Focusing on water and its plethora of forms, this performative workshop invites participants to collectively “bite” into different watery bodies by blending tactile, visual, and gustatory elements. Departing from and translating the work of our research group, “Off the Menu: Appetites, Culture, and Environment” based at the University of Augsburg, we will share salty and sweet and icy tastes, reflecting on liquids and solids and the worlds in between. How does texture shape more-than-human agency and resistance?
Our contribution to the 2026 EASLCE Conference takes its inspiration from the sensory research of food studies scholar Daniel Bender and furthers his belief that taste, which is to say the tongue and the teeth and the nose, is a form of ecocriticism. In short, our participatory workshop spotlights the intersections between materiality and agency and taste, asking how melting, cracking, or shifting ice refracts different textures of resistance within more-than-human worlds.
Duration: approx. 2 hours
7. Narrative Games and Multispecies Storytelling
Location: JK2–3, 2.19
Facilitator: Laura op de Beke (l.h.opdebeke@uu.nl)

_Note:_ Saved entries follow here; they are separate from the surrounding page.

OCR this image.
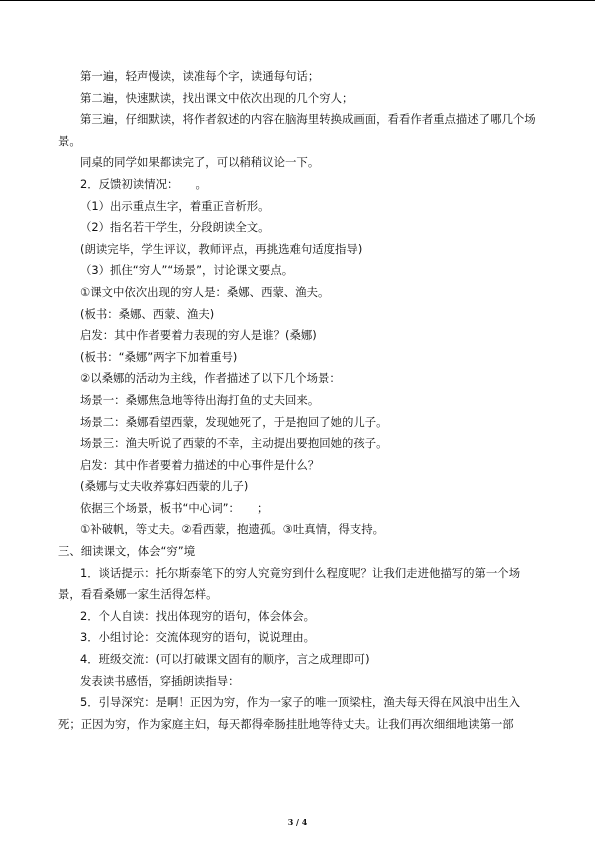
第一遍，轻声慢读，读准每个字，读通每句话；

第二遍，快速默读，找出课文中依次出现的几个穷人；

第三遍，仔细默读，将作者叙述的内容在脑海里转换成画面，看看作者重点描述了哪几个场景。

同桌的同学如果都读完了，可以稍稍议论一下。

2．反馈初读情况：　　。

（1）出示重点生字，着重正音析形。

（2）指名若干学生，分段朗读全文。

(朗读完毕，学生评议，教师评点，再挑选难句适度指导)

（3）抓住“穷人”“场景”，讨论课文要点。

①课文中依次出现的穷人是：桑娜、西蒙、渔夫。

(板书：桑娜、西蒙、渔夫)

启发：其中作者要着力表现的穷人是谁？(桑娜)

(板书：“桑娜”两字下加着重号)

②以桑娜的活动为主线，作者描述了以下几个场景：

场景一：桑娜焦急地等待出海打鱼的丈夫回来。

场景二：桑娜看望西蒙，发现她死了，于是抱回了她的儿子。

场景三：渔夫听说了西蒙的不幸，主动提出要抱回她的孩子。

启发：其中作者要着力描述的中心事件是什么？

(桑娜与丈夫收养寡妇西蒙的儿子)

依据三个场景，板书“中心词”：　　；

①补破帆，等丈夫。②看西蒙，抱遗孤。③吐真情，得支持。

三、细读课文，体会“穷”境

1．谈话提示：托尔斯泰笔下的穷人究竟穷到什么程度呢？让我们走进他描写的第一个场景，看看桑娜一家生活得怎样。

2．个人自读：找出体现穷的语句，体会体会。

3．小组讨论：交流体现穷的语句，说说理由。

4．班级交流：(可以打破课文固有的顺序，言之成理即可)

发表读书感悟，穿插朗读指导：

5．引导深究：是啊！正因为穷，作为一家子的唯一顶梁柱，渔夫每天得在风浪中出生入死；正因为穷，作为家庭主妇，每天都得牵肠挂肚地等待丈夫。让我们再次细细地读第一部

3 / 4
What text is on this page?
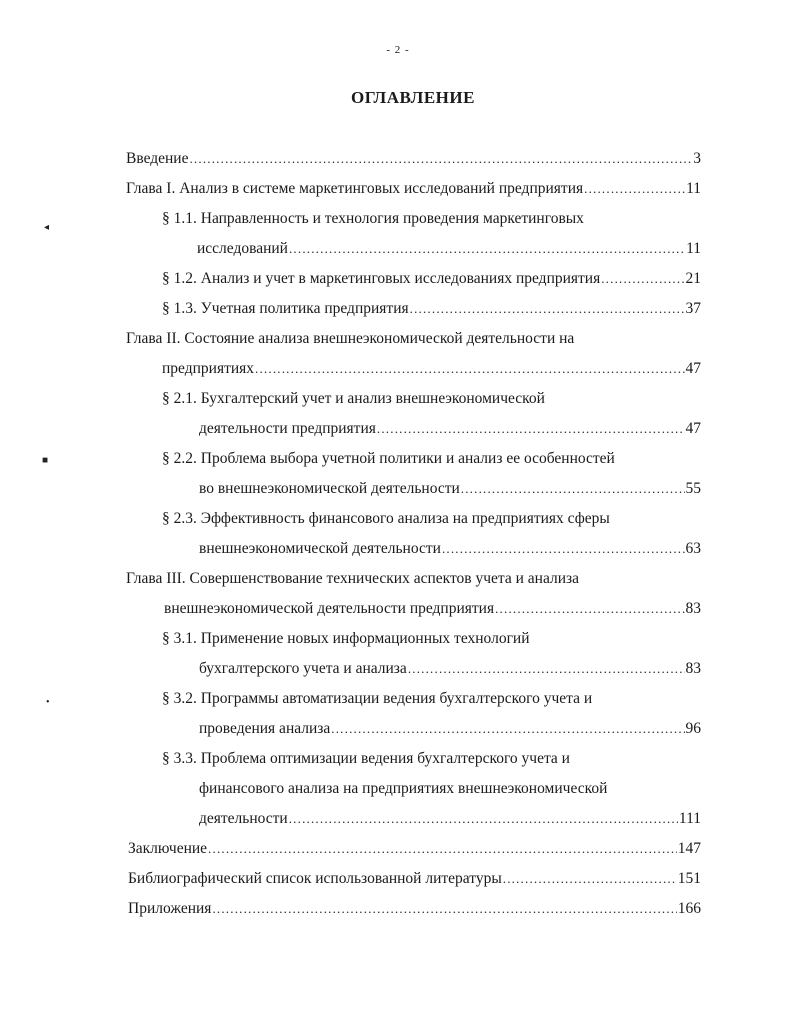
- 2 -
ОГЛАВЛЕНИЕ
◂
■
•
Введение .....	3
Глава I. Анализ в системе маркетинговых исследований предприятия .....	11
§ 1.1. Направленность и технология проведения маркетинговых
исследований .....	11
§ 1.2. Анализ и учет в маркетинговых исследованиях предприятия .....	21
§ 1.3. Учетная политика предприятия .....	37
Глава II. Состояние анализа внешнеэкономической деятельности на
предприятиях .....	47
§ 2.1. Бухгалтерский учет и анализ внешнеэкономической
деятельности предприятия .....	47
§ 2.2. Проблема выбора учетной политики и анализ ее особенностей
во внешнеэкономической деятельности .....	55
§ 2.3. Эффективность финансового анализа на предприятиях сферы
внешнеэкономической деятельности .....	63
Глава III. Совершенствование технических аспектов учета и анализа
внешнеэкономической деятельности предприятия .....	83
§ 3.1. Применение новых информационных технологий
бухгалтерского учета и анализа .....	83
§ 3.2. Программы автоматизации ведения бухгалтерского учета и
проведения анализа .....	96
§ 3.3. Проблема оптимизации ведения бухгалтерского учета и
финансового анализа на предприятиях внешнеэкономической
деятельности .....	111
Заключение .....	147
Библиографический список использованной литературы .....	151
Приложения .....	166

Sign up for this session to spend a cozy 2 hours playing multispecies storytelling games, featuring a selection curated (and run) by Laura op de Beke, Assistant Professor of Interactive Media at the UU (and seasoned DM). For a peek at the selection check out this link.
Duration: approx. 2 hours
8. To Whom It May Concern
Location: Sonnenborgh Museum and Observatory
(See below for directions)
Facilitator: Tanja Koning (t.koning@sonnenborgh.nl)
Join us for an excursion to the Sonnenborgh Museum and Observatory, an astronomical observatory founded in 1853 by C. H. D. Buys Ballot and located on the only surviving bastion of Utrecht’s city walls.

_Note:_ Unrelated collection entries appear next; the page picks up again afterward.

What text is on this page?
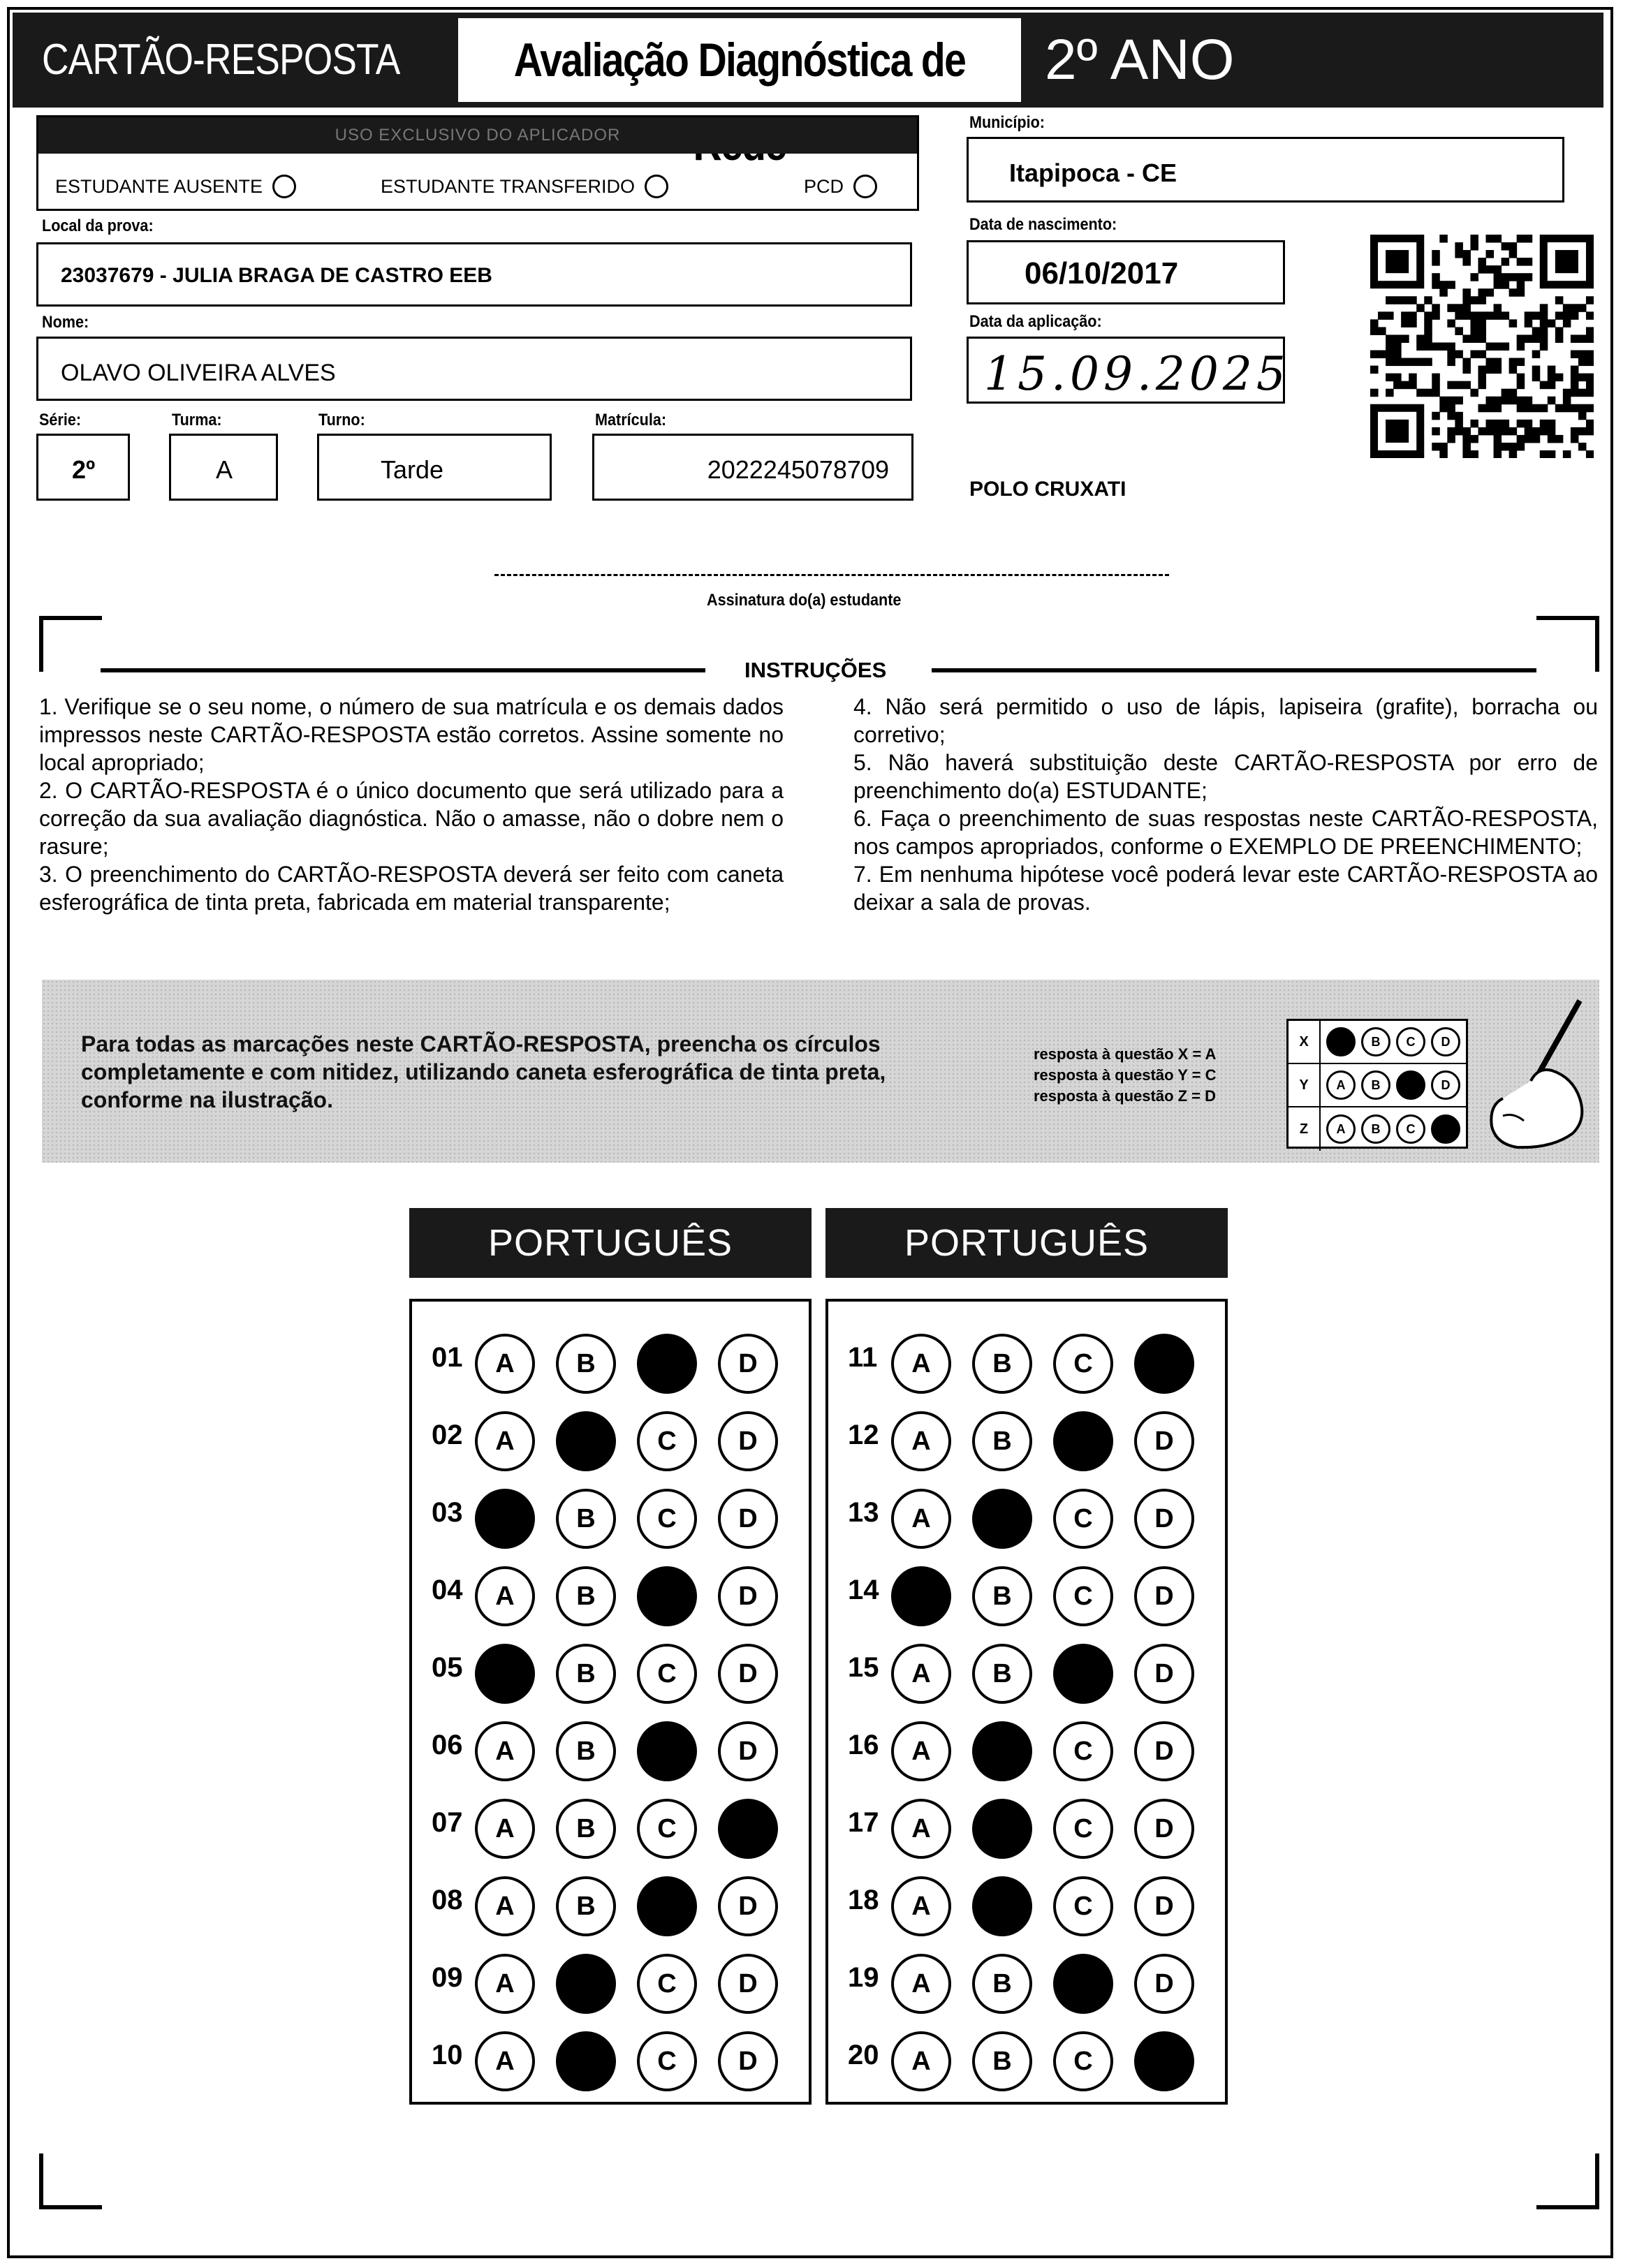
CARTÃO-RESPOSTA	Avaliação Diagnóstica de	2º ANO
USO EXCLUSIVO DO APLICADOR
ESTUDANTE AUSENTE	ESTUDANTE TRANSFERIDO	PCD
Local da prova:
23037679 - JULIA BRAGA DE CASTRO EEB
Nome:
OLAVO OLIVEIRA ALVES
Série:
2º
Turma:
A
Turno:
Tarde
Matrícula:
2022245078709
Município:
Itapipoca - CE
Data de nascimento:
06/10/2017
Data da aplicação:
15.09.2025
POLO CRUXATI
Assinatura do(a) estudante
INSTRUÇÕES

1. Verifique se o seu nome, o número de sua matrícula e os demais dados impressos neste CARTÃO-RESPOSTA estão corretos. Assine somente no local apropriado;

2. O CARTÃO-RESPOSTA é o único documento que será utilizado para a correção da sua avaliação diagnóstica. Não o amasse, não o dobre nem o rasure;

3. O preenchimento do CARTÃO-RESPOSTA deverá ser feito com caneta esferográfica de tinta preta, fabricada em material transparente;

4. Não será permitido o uso de lápis, lapiseira (grafite), borracha ou corretivo;

5. Não haverá substituição deste CARTÃO-RESPOSTA por erro de preenchimento do(a) ESTUDANTE;

6. Faça o preenchimento de suas respostas neste CARTÃO-RESPOSTA, nos campos apropriados, conforme o EXEMPLO DE PREENCHIMENTO;

7. Em nenhuma hipótese você poderá levar este CARTÃO-RESPOSTA ao deixar a sala de provas.

Para todas as marcações neste CARTÃO-RESPOSTA, preencha os círculos completamente e com nitidez, utilizando caneta esferográfica de tinta preta, conforme na ilustração.
resposta à questão X = A
resposta à questão Y = C
resposta à questão Z = D
X	B	C	D
Y	A	B	D
Z	A	B	C
PORTUGUÊS	PORTUGUÊS
01 A B	D
02 A	C D
03	B C D
04 A B	D
05	B C D
06 A B	D
07 A B C
08 A B	D
09 A	C D
10 A	C D
11 A B C
12 A B	D
13 A	C D
14	B C D
15 A B	D
16 A	C D
17 A	C D
18 A	C D
19 A B	D
20 A B C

You will get to explore the observatory as well as their current exhibition, “Op Aarde” (On Earth). This immersive exhibition offers a multi-sensory journey through image, sound, and touch, inviting visitors to reflect on our relationship with the Earth and the role of storytelling in a time of environmental crisis.
After the visit, you are invited to take part in a guided creative writing workshop led by exhibition curator Tanja Koning. Participants will be invited to write a letter to the Earth, reflecting on the themes and experiences of the exhibition. Those who wish will have the opportunity to share and discuss their letters with the group. The letters produced during the workshop will become part of a growing participatory archive of letters to the Earth, collected as part of an ongoing collaboration between Utrecht University and the Sonnenborgh Museum exploring the role of narrative and emotion in climate communication. (Contributing a letter to the archive is entirely optional.)
Duration: 3 hours
The excursion will take place at Sonnenborgh Museum & Sterrenwacht, which is about a 15-minute walk from the location of the conference (Janskerkhof). The visit to the exhibition will start at 14.00, so please start making your way from Janskerkhof no later than 13.45.
We expect the creative writing workshop to end at around 17.00, so that we will be back in time for the reception!